Thursday, February 13, 2014

Introducing Presidential Dossier Project - 2/13/14

Presidential Dossier Project Partners and Candidates

Scroll down to the next blog entry for complete description of the Presidential Dossier Project.

Election 2016 - Presidential Candidate Dossier

As part of this project, you and a partner will build a dossier on one of the candidates considering a run for the Presidency in 2016. Here are the facts we know so far:

In recent years, candidates have announced their intent to run in late winter/early spring of the year before the election. This means that candidates could begin formally announcing their intention to run in February-April 2015.

Under the 22nd Amendment, no President can serve more than two terms. This means that President Obama is not eligible to run again in 2016.

Election Day is Tuesday, November 8, 2016.

A new President will be inaugurated on Friday, January 20, 2017.

Here are the candidates who have been identified as contenders for 2016:
  • Joe Biden
  • Jeb Bush
  • Chris Christie
  • Andrew Cuomo
  • Hillary Clinton
  • Ted Cruz
  • Mitch Daniels
  • Bobby Jindal
  • John Kasich
  • Bob McDonnell
  • Martin O'Malley
  • Rand Paul
  • Mike Pence
  • Rick Perry
  • Rob Portman
  • Marco Rubio
  • Paul Ryan
  • John Thune
  • Scott Walker
Your job is to build a dossier on one of these candidates. You will create your dossier in the form of an online slide presentation. You are encouraged to use Google Drive, but you may also use Prezi, or another online presentation platform (alternately, you may create a YouTube video or use another format, subject to teacher approval).

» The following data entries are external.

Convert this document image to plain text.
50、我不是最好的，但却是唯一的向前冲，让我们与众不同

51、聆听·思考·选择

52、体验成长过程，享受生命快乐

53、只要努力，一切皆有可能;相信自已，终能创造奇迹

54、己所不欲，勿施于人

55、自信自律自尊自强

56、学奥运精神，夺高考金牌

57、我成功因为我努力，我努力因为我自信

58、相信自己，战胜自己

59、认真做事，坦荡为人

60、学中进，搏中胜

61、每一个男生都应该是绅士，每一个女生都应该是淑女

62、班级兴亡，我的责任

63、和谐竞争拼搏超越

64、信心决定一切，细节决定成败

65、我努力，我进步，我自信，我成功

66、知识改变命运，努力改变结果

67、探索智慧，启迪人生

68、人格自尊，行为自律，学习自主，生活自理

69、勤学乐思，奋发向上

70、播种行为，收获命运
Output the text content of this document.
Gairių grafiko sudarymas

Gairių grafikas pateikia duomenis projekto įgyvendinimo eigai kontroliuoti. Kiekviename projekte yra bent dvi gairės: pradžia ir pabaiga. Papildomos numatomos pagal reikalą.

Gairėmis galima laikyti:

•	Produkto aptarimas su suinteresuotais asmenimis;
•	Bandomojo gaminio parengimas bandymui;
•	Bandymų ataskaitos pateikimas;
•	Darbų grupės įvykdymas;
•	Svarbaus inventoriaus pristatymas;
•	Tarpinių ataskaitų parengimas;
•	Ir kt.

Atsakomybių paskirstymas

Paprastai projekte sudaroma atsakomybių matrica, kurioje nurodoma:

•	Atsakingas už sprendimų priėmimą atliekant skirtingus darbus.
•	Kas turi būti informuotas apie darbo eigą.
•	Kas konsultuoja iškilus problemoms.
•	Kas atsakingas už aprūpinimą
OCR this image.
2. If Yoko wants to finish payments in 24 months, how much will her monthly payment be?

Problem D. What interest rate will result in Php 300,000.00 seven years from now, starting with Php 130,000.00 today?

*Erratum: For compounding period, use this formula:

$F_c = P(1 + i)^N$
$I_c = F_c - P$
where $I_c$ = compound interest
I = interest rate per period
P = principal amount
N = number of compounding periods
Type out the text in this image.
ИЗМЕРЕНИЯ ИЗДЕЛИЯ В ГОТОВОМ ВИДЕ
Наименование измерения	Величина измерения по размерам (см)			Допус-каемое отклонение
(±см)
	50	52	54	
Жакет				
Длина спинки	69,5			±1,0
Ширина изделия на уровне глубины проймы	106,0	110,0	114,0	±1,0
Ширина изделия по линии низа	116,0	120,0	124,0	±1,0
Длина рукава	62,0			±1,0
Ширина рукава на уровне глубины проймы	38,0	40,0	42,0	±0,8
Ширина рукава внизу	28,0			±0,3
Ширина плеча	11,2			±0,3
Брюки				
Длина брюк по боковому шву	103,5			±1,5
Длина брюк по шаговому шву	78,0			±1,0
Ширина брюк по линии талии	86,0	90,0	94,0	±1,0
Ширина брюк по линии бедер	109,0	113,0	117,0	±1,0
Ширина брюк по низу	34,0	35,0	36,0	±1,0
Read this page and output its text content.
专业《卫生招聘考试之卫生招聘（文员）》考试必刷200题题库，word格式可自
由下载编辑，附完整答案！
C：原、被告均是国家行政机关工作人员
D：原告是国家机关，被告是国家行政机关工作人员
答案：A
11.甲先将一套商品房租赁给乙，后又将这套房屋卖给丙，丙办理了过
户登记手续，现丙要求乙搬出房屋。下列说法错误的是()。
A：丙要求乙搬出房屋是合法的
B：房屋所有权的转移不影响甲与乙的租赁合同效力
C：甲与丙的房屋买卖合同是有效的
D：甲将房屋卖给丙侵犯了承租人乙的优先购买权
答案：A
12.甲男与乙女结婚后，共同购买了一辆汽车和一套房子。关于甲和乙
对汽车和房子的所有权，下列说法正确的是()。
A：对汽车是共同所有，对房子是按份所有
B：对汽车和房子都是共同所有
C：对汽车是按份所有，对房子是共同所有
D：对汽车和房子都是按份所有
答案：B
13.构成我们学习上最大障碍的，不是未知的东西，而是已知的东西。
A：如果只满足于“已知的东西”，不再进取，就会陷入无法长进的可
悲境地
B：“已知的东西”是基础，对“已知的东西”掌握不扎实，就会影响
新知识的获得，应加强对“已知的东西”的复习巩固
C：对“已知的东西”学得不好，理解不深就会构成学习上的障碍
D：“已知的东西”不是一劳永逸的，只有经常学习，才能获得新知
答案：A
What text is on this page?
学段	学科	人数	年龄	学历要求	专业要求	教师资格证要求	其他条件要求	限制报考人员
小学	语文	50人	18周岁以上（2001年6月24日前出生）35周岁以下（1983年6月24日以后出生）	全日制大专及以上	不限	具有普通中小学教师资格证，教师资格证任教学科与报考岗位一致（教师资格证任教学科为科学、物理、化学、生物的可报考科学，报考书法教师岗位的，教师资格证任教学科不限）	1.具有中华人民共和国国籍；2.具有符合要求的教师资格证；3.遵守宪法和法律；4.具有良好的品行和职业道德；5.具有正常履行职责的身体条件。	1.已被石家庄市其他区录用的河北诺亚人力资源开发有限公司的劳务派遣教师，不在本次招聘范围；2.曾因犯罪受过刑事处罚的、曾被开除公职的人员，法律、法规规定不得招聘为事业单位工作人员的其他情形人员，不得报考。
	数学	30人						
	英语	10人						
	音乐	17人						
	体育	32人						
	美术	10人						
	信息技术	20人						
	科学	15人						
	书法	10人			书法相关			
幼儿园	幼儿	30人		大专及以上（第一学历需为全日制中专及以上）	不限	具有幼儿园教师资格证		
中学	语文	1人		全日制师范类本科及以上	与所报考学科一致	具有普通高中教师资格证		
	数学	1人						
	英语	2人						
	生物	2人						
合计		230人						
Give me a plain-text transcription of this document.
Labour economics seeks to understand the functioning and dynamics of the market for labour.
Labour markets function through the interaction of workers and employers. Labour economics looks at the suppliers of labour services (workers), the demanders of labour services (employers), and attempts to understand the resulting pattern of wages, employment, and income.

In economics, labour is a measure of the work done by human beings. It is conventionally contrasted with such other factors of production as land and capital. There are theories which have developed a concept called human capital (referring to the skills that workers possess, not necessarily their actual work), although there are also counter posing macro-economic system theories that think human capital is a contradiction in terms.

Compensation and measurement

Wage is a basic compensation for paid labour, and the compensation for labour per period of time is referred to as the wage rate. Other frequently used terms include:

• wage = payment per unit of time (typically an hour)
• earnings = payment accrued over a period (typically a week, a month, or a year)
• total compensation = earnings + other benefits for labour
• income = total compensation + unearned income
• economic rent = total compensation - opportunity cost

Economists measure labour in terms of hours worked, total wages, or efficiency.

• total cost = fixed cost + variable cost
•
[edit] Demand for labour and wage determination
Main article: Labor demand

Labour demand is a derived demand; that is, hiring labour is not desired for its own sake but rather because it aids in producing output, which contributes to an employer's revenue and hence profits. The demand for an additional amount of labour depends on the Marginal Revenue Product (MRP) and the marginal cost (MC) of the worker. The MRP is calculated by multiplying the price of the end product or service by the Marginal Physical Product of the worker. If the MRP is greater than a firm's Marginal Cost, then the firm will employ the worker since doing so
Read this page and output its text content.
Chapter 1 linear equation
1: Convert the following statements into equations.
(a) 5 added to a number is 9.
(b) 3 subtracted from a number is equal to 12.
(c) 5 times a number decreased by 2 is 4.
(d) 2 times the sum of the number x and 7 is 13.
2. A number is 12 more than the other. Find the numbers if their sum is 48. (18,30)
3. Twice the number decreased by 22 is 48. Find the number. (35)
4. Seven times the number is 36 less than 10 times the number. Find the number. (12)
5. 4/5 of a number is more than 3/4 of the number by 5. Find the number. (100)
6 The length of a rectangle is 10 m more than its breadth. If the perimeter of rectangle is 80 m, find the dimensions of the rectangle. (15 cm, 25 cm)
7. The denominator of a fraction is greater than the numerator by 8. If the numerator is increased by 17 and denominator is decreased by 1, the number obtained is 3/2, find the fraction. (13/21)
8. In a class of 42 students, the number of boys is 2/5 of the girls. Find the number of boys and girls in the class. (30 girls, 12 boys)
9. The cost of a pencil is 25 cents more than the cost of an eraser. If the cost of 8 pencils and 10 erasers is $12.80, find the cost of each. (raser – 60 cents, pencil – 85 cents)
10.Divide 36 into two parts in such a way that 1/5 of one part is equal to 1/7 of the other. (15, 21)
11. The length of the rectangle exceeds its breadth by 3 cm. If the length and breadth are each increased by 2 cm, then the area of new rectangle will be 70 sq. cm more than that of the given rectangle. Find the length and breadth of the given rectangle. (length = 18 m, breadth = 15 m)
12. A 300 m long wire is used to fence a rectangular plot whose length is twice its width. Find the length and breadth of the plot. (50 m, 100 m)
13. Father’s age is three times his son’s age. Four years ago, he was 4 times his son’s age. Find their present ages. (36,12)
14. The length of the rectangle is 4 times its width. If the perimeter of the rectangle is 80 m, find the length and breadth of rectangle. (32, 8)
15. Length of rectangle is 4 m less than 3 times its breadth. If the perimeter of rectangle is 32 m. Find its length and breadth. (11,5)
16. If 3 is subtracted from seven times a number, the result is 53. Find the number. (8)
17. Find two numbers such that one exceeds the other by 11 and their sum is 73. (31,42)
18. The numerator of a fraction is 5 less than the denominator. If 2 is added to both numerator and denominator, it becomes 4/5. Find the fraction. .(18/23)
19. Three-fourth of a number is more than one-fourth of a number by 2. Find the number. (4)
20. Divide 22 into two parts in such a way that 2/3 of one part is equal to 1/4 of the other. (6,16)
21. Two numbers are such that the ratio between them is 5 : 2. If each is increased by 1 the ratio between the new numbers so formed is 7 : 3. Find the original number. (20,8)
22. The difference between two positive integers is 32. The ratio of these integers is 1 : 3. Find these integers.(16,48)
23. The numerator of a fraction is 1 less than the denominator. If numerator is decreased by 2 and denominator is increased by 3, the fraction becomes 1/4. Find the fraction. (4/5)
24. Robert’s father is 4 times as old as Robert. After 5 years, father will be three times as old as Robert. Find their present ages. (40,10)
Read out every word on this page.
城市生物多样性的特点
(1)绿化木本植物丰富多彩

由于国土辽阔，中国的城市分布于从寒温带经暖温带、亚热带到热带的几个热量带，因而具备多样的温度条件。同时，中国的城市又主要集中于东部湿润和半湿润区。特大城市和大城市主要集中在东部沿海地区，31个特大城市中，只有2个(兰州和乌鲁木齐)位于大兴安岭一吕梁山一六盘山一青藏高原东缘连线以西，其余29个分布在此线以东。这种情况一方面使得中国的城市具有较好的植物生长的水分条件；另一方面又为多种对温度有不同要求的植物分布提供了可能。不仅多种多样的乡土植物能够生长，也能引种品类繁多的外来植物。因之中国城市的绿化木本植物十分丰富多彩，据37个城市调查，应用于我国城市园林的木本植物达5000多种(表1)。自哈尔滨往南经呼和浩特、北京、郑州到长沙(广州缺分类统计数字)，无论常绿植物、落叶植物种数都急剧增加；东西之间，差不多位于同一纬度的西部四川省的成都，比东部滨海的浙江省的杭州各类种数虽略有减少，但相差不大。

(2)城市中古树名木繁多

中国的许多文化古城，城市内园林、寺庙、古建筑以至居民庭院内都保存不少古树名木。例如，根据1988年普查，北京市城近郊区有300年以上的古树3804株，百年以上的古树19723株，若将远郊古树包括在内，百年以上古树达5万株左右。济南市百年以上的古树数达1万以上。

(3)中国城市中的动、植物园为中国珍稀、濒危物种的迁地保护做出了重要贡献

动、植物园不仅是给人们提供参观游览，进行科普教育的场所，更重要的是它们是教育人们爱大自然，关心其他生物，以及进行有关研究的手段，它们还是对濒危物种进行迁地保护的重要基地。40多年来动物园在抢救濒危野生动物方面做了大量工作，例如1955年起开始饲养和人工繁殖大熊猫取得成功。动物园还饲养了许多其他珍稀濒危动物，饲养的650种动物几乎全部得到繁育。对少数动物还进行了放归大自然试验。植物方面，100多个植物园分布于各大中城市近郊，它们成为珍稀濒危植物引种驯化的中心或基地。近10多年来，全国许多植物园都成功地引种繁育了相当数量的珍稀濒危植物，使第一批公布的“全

The dossier should include:
  • First, middle, and last name and photo of candidate (each subsequent slide in your presentation should contain first/last name and photo of candidate as either the header or the footer of the slide--like this . . . )
  • Birthdate and current age
  • Spouse and children
  • Birthplace (city and state) and current place of residence (city and state)
  • Educational background and degrees earned
  • Religious affiliation
  • Work history and current occupation or position held
  • Political party
  • Their positions on each of the survey issues
    • Visit to see the positions of all candidates on these issues of national importance
    • Re-state their positions on the issues in your own words (it will be super tempting and easy to just copy-and-paste); be prepared to explain what the positions actually mean
  • At least two embedded videos (approx. 1-3 minutes in length) that show the candidate speaking. Each video should clearly communicate the position the candidate takes on issues, and/or the character of the candidate. You should watch these videos and prepare to answer questions from Mr. Ippolito.
  • Links to at least three recent (within the past two weeks) news stories about the candidate that give us insight into his/her political views or character (Google News search). You should read these articles and be prepared to answer questions from Mr. Ippolito.
  • A link to at least one article, editorial, YouTube video (if it's YouTube, please embed into your slideshow), or blog entry that criticizes the candidate. In other words, the speaker is providing a view in opposition of the candidate. It should be critical of issues/policy, and not merely a "stupidhead" statement. Make sure to watch the entire video or read the entire article and be prepared to answer questions from Mr. Ippolito.
  • Share this presentation with an adult (your parents' generation or older). Teach him/her all you've learned about this candidate, then share with Mr. Ippolito some sort of proof you have done so. Interview this adult and ask them this question, "Based on what you have learned about this candidate, do you think he/she could be a contender in 2016? Could this person be the next President of the United States? Why or why not?"
  • Finally, each person in your group must independently answer the same question: "Based on what you have learned about this candidate, do you think he/she could be a contender in 2016? Could this person be the next President of the United States? Why or why not?"
The project will be due Thursday, February 27.